And he says, so much of life involves competing no matter what you’re doing.
Kholodenko and the other two winners said the competition was tough, but worth it. Famed composer Bela Bartok once said sarcastically, “competitions are for horses.” But 20-year-old silver medalist Beatrice Rana of Italy said she doesn’t feel like a horse.
“Competitions are one of the main ways for us to have a concert pianist career. Competitions can be accessible for everybody. I don’t compete often, but I’m glad we have a chance to play often,” said Rana.
She is referring to what winners consider the real prize of the Cliburn competition – three years of professional management and commission-free bookings here and overseas. Winning also usually means no more competitions. That’s what 3rd place finisher Sean Chen, from Oak Park, Calif., was happy about.
“This experience has been really awesome but kind of the most stressful thing I’ve ever done in my life. You know, it’s just the nature of the beast. I would be kind of happy to not have to go through it again.”
But now the pressure of life and career begins. One of the judges and famed chamber music pianist, Menachem Pressler, said the winners are up to it. He compared Kholodenko to legendary pianists who conquered Lizst’s Transcendental Etudes that the gold medalist also played.

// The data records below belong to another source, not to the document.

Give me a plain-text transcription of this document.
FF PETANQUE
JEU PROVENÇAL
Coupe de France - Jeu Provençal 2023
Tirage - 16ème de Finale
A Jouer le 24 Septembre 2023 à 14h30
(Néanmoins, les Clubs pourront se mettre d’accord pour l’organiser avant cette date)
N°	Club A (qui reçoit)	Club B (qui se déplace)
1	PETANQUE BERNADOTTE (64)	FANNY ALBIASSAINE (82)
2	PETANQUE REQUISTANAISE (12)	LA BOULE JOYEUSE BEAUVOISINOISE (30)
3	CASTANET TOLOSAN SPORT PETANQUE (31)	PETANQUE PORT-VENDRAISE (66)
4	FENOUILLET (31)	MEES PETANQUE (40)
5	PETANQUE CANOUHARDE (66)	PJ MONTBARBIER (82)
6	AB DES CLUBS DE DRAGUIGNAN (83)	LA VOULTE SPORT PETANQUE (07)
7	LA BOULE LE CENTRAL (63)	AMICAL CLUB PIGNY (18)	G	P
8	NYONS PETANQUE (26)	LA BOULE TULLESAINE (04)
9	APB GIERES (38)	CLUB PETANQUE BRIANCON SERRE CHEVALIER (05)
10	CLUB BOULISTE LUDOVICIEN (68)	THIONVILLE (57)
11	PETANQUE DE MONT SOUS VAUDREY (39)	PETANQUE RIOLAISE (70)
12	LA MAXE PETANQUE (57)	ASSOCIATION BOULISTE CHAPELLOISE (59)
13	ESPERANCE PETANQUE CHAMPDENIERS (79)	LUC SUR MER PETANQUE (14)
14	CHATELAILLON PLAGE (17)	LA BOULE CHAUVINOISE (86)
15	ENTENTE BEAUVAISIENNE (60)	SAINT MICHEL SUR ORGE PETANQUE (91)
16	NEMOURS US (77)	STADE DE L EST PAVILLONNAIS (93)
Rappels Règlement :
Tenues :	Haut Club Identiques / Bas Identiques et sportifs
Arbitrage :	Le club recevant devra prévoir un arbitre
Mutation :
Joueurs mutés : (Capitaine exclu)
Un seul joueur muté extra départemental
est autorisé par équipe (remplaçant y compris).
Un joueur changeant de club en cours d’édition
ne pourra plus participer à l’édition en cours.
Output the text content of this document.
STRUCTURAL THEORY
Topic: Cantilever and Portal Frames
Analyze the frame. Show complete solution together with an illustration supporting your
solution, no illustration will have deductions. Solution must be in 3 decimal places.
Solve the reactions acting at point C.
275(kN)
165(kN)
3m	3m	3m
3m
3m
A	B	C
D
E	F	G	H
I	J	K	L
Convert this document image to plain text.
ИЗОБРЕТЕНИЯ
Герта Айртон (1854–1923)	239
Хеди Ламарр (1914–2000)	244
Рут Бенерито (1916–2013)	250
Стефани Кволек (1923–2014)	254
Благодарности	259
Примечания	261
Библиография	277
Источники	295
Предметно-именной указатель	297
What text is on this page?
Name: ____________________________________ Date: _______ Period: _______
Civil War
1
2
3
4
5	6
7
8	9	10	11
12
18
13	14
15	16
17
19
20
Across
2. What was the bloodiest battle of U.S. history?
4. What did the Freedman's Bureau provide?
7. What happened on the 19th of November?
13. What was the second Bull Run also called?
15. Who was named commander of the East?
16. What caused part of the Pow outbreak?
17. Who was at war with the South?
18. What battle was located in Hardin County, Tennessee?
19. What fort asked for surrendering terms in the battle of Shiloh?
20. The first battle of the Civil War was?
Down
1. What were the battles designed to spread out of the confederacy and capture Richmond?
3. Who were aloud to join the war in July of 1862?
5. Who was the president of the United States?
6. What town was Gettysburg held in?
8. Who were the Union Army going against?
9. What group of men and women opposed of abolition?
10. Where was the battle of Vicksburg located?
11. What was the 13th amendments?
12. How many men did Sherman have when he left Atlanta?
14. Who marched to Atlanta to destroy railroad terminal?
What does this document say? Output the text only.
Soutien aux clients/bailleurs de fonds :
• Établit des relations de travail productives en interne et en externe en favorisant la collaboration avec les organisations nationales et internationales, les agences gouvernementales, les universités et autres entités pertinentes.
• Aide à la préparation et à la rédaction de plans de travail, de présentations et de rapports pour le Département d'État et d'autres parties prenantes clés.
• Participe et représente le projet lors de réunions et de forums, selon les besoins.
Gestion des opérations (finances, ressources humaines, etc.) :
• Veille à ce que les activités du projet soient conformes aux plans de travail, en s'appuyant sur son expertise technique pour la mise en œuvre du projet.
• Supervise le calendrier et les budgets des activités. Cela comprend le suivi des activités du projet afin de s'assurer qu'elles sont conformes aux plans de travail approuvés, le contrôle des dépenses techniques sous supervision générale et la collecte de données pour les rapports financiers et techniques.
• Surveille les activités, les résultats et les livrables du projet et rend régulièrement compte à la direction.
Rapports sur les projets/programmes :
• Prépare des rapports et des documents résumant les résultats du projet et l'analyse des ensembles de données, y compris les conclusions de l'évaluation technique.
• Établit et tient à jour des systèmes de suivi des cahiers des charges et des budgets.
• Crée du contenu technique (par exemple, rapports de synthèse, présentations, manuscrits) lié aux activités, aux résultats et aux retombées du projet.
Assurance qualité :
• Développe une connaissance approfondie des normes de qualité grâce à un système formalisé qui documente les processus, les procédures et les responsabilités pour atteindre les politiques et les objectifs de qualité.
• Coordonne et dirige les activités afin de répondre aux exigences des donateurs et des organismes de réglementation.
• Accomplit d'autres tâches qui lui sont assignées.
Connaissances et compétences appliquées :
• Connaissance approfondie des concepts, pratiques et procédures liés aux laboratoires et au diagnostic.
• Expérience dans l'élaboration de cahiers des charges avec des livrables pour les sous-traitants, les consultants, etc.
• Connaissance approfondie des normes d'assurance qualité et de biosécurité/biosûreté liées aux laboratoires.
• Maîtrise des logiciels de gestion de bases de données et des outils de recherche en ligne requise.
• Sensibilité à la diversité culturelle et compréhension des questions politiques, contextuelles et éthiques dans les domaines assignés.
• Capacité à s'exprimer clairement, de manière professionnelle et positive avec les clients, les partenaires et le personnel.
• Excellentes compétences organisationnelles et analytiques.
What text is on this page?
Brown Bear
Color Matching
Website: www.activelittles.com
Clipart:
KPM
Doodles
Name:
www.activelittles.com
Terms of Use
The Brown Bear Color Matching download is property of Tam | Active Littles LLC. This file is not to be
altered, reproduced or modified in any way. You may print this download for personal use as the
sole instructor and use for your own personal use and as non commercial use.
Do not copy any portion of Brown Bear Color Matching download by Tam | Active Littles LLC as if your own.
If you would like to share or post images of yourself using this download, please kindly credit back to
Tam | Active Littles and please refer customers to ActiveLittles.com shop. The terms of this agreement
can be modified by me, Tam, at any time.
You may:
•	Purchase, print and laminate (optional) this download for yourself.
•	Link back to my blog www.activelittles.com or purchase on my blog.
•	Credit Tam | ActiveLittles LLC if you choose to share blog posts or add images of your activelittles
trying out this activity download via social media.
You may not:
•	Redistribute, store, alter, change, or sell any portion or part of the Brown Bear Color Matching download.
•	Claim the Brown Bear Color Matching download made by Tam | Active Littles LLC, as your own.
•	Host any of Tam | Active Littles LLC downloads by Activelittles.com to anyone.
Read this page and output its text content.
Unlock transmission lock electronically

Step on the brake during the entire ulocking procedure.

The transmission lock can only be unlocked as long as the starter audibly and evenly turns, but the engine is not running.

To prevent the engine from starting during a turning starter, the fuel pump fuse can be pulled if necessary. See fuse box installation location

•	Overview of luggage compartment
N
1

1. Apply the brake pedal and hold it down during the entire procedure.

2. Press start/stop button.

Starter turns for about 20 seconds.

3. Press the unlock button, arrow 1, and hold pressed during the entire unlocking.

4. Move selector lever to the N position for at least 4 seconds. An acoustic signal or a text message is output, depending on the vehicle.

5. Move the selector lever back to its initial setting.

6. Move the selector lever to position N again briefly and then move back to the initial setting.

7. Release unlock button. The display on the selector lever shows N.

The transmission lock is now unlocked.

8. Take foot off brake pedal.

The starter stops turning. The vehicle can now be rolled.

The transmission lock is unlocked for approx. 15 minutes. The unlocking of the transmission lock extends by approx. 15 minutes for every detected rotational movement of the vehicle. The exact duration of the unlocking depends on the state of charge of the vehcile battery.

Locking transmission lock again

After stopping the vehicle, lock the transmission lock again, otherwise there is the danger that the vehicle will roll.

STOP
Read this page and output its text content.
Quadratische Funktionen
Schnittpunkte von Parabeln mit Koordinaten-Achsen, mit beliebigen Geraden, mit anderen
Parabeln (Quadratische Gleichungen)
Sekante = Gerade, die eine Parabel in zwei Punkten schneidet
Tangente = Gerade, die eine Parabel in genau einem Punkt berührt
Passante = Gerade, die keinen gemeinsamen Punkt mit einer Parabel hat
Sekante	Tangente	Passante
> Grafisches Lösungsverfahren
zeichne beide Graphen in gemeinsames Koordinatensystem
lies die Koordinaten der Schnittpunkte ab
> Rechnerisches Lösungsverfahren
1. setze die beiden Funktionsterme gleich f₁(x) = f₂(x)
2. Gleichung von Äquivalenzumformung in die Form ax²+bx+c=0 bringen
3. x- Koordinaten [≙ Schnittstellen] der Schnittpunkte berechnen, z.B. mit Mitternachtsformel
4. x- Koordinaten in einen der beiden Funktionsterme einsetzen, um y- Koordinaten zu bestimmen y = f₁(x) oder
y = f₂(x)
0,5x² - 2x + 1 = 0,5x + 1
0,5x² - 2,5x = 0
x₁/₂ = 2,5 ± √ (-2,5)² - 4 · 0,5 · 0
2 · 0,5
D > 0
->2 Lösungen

“That was a feat that not many people can do, not on that level, which is remarkable because he’s a young man. The girl that won 2nd really was a wonderful pianist. And the 3rd prize was a very fine young man we have great hopes for him,” said Pressler.
The hope for all three is that they not only keep performing well, but that they win over new audiences. That way, when the Cliburn bookings end in three years, concert managers will still want to sign them for future engagements.